Despite these common constraints, my philosophy for reporting success remains simple: Tag everything, even if you don’t know why you should be tagging it!
 
In doing so, you ensure a complete view of your site’s performance – not just a small sliver.
 
Standalone data is not enough – each analysis will be more meaningful when studied in context against a more comprehensive data backdrop.
 
You’ll thank yourself later for having laid the proper foundations for accurate data that delivers real insights.
 
The Top 10

Analytics and e-commerce: Cover your bases

As you set out to cover your tagging bases, keep in mind these 10 essential areas to track:

  • The tree structure of all website pages and associated sites that are not on the same domain: Understand the customer journey throughout your site and across domains.
  • On-site search, not just on the homepage, but on all pages with a search box or a faceted search function, and search result pages: Learn what your customers are looking for, the quantity of search results returned, the kinds of search terms being used that provide no results.
  • Content pages not associated with a product such as Contact Us, FAQs, Terms and Conditions, and Store Locator pages: When your customers visit your site, what information are they trying to find before purchase?
  • Intra-page activities or content such as videos, documents for download, whitepapers, consumer reviews, and feedback: Is the content provided actually being utilised by your customers? Is it helping to build customer value over time, even if they haven’t yet purchased?
  • Signup information provided in registration forms, reward programmes, newsletter subscriptions, survey responses, etc.: Learn more about your customers via the information they explicitly give you.
  • Social sharing: See what and where users are sharing the most on LinkedIn, Facebook and Google+.
  • Product categories, subcategories and product pages: Understand how customers are finding your products when not using search.
  • Products and product attributes like size, colour, quantity, version, model number, accessories, description, video, images, reviews, ratings, and more (this list will depend on the type of products you sell): Help buyers stock the most relevant products, and help define sales items.
  • Shopping cart and all associated aspects of the cart, such as quantity of products in the cart, products purchased or abandoned, payment type, payment details, shipping and handling, delivery address: This will help you understand your best-selling or most-abandoned products, and will also give deeper insight into your customers’ preferences: how they like their goods to be shipped, their preferred payment options.
  • Marketing channels like Email, SEO, SEM, banner ads on third-party sites, banner ads and self-promotion on your own site, social media: Understand how visitors are finding your site, and attribute market effort and spend appropriately.

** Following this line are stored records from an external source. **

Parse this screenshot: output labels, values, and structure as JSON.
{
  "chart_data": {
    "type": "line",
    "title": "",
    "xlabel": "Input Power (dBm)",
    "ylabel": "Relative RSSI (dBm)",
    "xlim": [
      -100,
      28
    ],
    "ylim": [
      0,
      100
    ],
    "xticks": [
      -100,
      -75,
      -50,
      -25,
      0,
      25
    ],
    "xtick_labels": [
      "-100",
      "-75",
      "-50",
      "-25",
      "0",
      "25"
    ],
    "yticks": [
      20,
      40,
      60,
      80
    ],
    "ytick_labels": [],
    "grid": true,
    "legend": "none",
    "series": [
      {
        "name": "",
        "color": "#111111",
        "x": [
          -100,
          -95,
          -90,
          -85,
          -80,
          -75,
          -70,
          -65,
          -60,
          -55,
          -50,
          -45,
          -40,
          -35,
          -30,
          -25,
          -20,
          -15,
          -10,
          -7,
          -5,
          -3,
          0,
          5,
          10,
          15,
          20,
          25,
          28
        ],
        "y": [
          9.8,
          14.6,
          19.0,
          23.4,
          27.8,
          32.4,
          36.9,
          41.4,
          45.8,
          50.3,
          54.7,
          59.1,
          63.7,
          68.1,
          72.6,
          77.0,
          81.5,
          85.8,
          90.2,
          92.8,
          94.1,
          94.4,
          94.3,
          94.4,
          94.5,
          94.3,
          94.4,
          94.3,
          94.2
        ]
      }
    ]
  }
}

As your business grows, data becomes more relevant and a greater number of business units will want a piece of the data pie.
 
So bear in mind you will always have to deliver more KPIs and greater insights as time goes on. You’ll need to dig deeper into the data than expected, but you won’t be able to achieve this on historical data if you did not tag everything in the first place.
 
Save yourself the future frustration of data gaps by planning ahead and laying out the proper tagging groundwork now.
 
Gerrard Te Brake is the South-East Asia business manager at digital analytics company AT Internet.